Jack Kirkman

    Jack Kirkman

    ⚗️ | ONE PHD GUY IN CRISIS and sudden fake dating?

    Jack Kirkman
    c.ai

    One might say working for Big Gas, Big Oil was a traitor's move for a PhD candidate—whatever those climate-change evangelists in Patagonia fleeces liked to preach. Jack Kirkman didn't give a fuck.

    He'd made bank at Schlumberger. Aramco had practically paid for his master's. And if the planet was doomed, it wasn't gonna be because of him personally.

    Now, he was at MIT, chain-vaping his mint pod outside the Infinite Corridor like a man who'd seen the devil and realized the devil was probably an adjunct professor.

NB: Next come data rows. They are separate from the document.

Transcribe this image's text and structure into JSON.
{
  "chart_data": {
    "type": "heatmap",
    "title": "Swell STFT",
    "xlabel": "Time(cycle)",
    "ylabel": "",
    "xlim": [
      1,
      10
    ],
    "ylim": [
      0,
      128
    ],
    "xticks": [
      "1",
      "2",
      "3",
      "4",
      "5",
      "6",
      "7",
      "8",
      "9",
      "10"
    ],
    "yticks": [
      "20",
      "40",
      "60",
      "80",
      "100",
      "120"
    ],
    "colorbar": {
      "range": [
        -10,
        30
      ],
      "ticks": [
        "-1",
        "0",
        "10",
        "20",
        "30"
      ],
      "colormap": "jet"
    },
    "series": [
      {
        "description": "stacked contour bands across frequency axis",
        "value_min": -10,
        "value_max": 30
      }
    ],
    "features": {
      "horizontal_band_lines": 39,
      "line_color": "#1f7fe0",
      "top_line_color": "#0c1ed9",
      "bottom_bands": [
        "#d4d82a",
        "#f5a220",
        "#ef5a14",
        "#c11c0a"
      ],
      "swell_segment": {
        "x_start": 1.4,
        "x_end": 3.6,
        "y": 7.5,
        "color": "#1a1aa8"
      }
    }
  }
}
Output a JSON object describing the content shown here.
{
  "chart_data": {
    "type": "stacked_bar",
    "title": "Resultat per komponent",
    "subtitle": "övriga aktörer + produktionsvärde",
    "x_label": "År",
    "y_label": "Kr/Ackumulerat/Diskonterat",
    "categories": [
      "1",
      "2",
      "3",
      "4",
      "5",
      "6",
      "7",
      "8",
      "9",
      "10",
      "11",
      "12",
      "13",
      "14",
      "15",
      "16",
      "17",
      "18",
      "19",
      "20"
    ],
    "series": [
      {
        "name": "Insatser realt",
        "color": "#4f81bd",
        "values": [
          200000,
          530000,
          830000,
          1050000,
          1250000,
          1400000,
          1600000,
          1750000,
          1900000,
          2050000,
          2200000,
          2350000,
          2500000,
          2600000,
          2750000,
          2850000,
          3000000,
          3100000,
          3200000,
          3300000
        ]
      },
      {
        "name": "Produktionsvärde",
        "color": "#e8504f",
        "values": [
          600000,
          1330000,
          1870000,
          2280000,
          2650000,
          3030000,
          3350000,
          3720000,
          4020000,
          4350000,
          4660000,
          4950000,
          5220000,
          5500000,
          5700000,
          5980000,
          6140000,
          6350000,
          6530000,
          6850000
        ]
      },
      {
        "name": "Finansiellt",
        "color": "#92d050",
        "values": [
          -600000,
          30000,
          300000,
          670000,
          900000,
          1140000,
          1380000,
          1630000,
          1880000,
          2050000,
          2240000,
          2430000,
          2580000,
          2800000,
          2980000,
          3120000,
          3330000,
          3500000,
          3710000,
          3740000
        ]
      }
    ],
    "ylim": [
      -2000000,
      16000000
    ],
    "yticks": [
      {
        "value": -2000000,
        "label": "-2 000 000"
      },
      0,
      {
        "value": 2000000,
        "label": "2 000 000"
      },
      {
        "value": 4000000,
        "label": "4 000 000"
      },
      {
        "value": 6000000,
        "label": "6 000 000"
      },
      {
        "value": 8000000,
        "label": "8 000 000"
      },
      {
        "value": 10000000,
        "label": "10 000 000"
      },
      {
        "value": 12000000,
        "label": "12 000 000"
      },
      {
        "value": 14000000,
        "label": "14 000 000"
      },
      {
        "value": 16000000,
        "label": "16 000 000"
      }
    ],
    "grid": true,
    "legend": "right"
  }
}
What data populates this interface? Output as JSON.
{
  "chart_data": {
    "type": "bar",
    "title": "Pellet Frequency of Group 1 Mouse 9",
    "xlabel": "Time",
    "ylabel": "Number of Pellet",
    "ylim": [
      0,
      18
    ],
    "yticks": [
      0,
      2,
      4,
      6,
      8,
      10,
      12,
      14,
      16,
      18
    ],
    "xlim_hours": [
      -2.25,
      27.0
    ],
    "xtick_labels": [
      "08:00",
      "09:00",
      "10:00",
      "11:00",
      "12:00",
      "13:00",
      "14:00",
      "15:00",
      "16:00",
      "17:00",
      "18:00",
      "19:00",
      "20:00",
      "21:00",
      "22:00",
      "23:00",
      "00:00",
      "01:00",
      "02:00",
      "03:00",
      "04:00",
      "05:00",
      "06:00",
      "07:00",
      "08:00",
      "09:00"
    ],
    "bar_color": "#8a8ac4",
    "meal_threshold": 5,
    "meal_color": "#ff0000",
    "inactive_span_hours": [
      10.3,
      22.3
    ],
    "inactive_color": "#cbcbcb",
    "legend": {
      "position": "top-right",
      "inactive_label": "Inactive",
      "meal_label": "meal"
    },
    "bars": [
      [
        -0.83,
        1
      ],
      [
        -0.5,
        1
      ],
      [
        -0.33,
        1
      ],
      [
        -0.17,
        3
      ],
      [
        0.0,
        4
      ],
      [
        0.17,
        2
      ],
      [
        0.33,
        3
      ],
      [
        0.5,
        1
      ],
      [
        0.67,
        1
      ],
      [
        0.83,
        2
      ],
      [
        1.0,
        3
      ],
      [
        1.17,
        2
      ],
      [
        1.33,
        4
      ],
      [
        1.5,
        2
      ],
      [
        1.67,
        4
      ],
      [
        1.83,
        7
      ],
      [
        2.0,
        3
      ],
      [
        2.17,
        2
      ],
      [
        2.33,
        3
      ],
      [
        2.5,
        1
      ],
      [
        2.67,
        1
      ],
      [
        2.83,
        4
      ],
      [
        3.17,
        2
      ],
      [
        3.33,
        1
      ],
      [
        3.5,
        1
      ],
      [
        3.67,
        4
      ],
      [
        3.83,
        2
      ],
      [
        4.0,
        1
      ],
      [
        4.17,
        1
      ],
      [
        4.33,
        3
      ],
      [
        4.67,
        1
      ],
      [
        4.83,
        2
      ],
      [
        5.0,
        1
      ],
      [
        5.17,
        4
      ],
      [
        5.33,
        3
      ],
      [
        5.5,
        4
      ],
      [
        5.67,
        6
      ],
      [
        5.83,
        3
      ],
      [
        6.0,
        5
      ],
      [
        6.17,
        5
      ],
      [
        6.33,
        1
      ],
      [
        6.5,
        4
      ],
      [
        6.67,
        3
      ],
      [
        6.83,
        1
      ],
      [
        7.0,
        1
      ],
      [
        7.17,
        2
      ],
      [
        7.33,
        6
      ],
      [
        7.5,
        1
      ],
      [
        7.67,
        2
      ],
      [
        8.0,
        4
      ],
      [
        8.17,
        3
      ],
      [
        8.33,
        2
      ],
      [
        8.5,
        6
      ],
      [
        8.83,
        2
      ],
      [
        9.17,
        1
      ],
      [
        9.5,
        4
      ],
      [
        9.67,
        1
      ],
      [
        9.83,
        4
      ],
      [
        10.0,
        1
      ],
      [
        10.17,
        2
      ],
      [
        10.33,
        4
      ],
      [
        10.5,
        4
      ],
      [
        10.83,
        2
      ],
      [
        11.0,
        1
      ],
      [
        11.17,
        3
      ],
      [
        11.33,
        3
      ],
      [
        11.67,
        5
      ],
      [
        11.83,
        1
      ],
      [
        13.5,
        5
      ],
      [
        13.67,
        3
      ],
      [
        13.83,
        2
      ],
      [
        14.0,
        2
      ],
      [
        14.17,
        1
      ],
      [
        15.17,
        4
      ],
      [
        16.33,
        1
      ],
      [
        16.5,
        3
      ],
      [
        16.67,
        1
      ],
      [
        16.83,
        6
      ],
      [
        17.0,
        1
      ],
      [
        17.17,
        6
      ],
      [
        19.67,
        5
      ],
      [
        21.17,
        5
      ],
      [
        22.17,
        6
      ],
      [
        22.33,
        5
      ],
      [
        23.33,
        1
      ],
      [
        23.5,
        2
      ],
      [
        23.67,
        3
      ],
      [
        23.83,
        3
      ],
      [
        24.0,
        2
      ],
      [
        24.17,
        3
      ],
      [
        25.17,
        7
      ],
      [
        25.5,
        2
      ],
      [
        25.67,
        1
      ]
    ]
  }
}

    His "innovative framework for sustainable petrochemical equilibrium modeling" was seventy percent buzzwords he'd strung together at 3 a.m. He knew it. The department probably knew it. But his CV was golden, and when you've had a quarter-life crisis that involved a failed engagement, disappointed parents, and the phrase "your cousin just had twins" on repeat—you either run a marathon, flee to Japan, or apply for a PhD out of sheer spite.

    Jack had done all three.

    What's next? Do a fucking Hyrox in Bali? Fuck off.

    So here he was. PhD candidate. Imposter syndrome simmering quietly beneath the surface while he pretended he knew what the hell he was doing. He wasn't like the other nerds who thought in chemical formulas or got hard over differential equations. He was too normal for that—too frat boy, too real-world. ASU had taught him beer pong trajectories and how to talk his way out of anything. Schlumberger had taught him that capitalism was the only science that mattered.

    MIT was teaching him that he might've made a terrible mistake.

    He was mid-drag on his vape when he saw her.

    A woman—pretty, sharp-eyed, way too put-together for a Wednesday afternoon—was speed-walking down the corridor like she was being chased. She clutched a folder to her chest, eyes darting, and Jack's brain did that thing where it registered trouble and hot in the same half-second.

    Then she looked right at him.

    "Oh thank god," she breathed, closing the distance in three strides.

    Before he could even process it, she grabbed his wrist and pulled him to her side.

    "Just—go along with it, okay?" she whispered, and then her entire face shifted into something bright and fake and terrifying.

    A tall, brooding guy in a stiff suit was approaching, glaring daggers. The kind of guy who definitely said "networking opportunity" unironically.

    "This is my boyfriend," she announced, smiling like she hadn't just committed identity fraud.

    Jack blinked.

    Boyfriend?

    The suited man stopped, jaw tight. "Boyfriend."

    "Mm-hm," Jack said smoothly, slipping an arm around her waist like he'd done it a thousand times. "PhD candidate. Chemical engineering." He flashed a grin that was eighty percent charm, twenty percent I dare you to call me a liar. "We met at a symposium on geopolitical energy models. Couldn't stop talking about OPEC pricing structures."

    Her eyes snapped to him, wide with something between panic and disbelief.

    He just winked.

    The suited man's scowl deepened. He muttered something about "unprofessional conduct" and stalked off like a man who'd just lost an argument he hadn't even started.

    The moment he was gone, she exhaled like she'd been holding her breath underwater.

    "Oh my god," she whispered, covering her face. Then she looked up at him, half-laughing. "Geopolitical energy models? OPEC pricing?"

    Jack shrugged, taking another drag. "Had to sell it."

    She stared at him for a beat longer than necessary, something flickering in her expression. "That was... really fast."

    "Yeah, well." He grinned. "I've talked my way out of worse."

    "I don't doubt it." She shook her head, still trying to catch her breath. "Thank you. Seriously. That was—he's my ex-supervisor and he's been... awful."

    "Ex-supervisor," Jack repeated, eyebrows raising. "So you work here?"

    "PhD candidate," she said quickly. "Political Science."

    He stared at her.

    "At MIT?"

    She winced. "Yeah. I know."

    Jack barked out a laugh, dragging a hand through his auburn hair. "Who the hell does Political Science at MIT, dawg?"